The XX Factor

An Oral History of Internet News, As Told By Rich, White Men

The interviewees

www.niemanlab.org

Today, a group of three Harvard-funded journalists joined with the Nieman Journalism Lab to release “Riptide,” a sweeping oral history of the digital disruption of the news industry. The project is ambitious: It sets out to understand what the shift toward “citizen journalism and smartphone photojournalism, crowdsourcing, universal access to data and, of course, a world awash in Twitter feeds” means for the “future of democracy itself.”

Soon after the project went live, those Twitter feeds started lighting up with questions about Riptide’s own democratic approach. Of the 61 people interviewed for the history, only five are women. Just two are not white. Most of them are telling the history of the internet news revolution from a perch in an executive suite.
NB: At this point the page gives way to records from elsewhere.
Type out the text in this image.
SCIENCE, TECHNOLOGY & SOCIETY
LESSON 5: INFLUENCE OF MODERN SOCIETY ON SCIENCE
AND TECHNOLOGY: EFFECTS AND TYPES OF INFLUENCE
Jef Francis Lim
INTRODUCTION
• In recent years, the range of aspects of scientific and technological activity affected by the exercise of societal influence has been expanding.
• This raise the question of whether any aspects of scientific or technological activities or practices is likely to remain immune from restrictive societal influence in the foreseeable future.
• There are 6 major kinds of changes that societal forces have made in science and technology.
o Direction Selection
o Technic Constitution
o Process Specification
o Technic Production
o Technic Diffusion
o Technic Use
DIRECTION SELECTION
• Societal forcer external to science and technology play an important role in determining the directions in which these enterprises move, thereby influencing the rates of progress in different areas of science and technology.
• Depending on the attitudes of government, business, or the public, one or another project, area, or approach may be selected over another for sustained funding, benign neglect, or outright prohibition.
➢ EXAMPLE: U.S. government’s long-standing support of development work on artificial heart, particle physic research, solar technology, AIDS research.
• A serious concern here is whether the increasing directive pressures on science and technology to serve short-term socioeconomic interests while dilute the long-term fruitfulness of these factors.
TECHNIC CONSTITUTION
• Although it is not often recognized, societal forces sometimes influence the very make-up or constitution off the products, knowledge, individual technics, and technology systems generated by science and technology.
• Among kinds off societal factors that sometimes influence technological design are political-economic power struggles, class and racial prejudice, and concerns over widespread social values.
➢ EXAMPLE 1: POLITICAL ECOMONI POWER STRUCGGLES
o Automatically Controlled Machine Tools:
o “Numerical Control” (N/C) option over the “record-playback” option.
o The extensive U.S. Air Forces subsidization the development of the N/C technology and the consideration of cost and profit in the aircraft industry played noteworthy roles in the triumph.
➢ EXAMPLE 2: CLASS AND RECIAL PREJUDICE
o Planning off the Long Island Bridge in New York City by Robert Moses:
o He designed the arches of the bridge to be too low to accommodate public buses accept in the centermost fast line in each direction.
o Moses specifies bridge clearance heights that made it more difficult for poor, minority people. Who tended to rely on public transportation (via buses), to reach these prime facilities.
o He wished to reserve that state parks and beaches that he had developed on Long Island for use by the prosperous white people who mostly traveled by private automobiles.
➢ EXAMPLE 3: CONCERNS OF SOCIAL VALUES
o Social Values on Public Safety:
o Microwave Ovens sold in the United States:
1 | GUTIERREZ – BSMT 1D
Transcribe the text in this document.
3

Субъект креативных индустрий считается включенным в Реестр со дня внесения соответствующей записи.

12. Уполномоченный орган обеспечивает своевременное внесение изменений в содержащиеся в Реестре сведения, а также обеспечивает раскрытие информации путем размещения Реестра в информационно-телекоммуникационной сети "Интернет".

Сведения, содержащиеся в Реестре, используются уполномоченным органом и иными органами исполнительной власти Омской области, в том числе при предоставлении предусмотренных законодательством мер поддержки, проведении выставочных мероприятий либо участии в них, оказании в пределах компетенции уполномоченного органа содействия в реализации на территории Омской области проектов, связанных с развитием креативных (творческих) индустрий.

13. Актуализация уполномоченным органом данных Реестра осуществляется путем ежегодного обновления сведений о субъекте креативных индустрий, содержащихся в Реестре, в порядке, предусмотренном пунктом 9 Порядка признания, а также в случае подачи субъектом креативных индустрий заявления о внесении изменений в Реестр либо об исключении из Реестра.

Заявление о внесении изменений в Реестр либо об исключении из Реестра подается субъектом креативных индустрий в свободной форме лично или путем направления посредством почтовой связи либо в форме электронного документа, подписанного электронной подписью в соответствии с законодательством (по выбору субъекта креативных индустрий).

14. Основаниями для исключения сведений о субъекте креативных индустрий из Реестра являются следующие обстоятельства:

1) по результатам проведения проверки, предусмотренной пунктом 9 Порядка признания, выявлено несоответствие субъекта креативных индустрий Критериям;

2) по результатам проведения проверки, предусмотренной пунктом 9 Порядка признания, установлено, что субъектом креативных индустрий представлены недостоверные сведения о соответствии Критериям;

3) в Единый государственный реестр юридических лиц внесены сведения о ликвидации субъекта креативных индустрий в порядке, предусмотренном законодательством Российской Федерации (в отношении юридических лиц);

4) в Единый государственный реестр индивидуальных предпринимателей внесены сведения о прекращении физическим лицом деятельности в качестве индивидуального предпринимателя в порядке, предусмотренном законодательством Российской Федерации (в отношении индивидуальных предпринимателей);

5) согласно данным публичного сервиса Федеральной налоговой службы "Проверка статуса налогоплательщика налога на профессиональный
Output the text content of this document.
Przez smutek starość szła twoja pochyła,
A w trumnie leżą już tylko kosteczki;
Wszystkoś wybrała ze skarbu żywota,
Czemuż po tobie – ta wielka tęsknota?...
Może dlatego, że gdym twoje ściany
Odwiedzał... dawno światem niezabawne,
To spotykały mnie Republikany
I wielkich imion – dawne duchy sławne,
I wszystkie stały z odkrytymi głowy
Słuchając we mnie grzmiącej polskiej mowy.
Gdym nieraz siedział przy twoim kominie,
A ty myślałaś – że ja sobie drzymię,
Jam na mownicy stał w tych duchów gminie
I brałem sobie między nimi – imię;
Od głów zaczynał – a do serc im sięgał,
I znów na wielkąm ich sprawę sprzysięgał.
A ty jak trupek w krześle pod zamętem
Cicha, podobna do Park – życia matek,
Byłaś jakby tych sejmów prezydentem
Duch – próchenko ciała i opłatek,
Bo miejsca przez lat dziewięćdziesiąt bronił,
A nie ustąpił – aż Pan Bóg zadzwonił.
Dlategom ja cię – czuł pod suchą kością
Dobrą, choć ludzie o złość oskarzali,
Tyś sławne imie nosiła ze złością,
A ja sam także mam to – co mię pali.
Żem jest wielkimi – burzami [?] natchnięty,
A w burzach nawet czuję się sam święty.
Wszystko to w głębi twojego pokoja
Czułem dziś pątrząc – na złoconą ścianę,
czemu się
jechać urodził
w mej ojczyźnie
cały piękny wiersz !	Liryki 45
At this point, diversity counts are so frequently and reliably depressing that mounting another one seems hopeless. “Organization Ignores Women, Minorities” is a boilerplate story. But “Riptide” is a particularly stunning example of how neglecting the full range of human perspectives fundamentally undermines the project at hand. Riptide claims to present stories from across the “hierarchy” of the digital disruption, from “the mighty” to “the eyewitnesses.” Really, it reflects perspectives ranging from “the chairman” to “the CEO.” This is a discussion about democracy led by three white men interviewing a group of overwhelmingly wealthy, powerful, white, male people. It’s embarrassing. As Online News Association Digital Director Jeanne Brooks put it: “How could the authors not see the irony of this oversight?”

I asked Brooks to offer the names of some players in the digital disruption who could add much-needed depth to the oral history. Her shortlist includes Dori Maynard, president of the Robert C. Maynard Institute for Journalism Education; Anna Holmes, the founding editor of Jezebel; Rinku Sen, the publisher of Colorlines; and Alphonso Van Marsh, a CNN correspondent who pioneered digital newsgathering for the network. Then there are all the everyday women and people of color who are disproportionately using Facebook and Twitter to create, share, and read their own stories online. These people may not be as wealthy, famous, or fancy as, say, Twitter CEO Dick Costolo, but valuing the voices of regular citizens is actually the point of democracy.

Listening to these people is also just good business for a news industry struggling to adapt to the internet age. Riptide may be published online, but its focus on “official” accounts and “expert” opinions to the exclusion of all others is a stale old-media impulse. As we “reflect on history to shine light on viable paths forward,” Brooks says,” we can’t “continue to ignore critical segments of the population in both their contributions and their experiences.” If we do, “the solutions will fail.”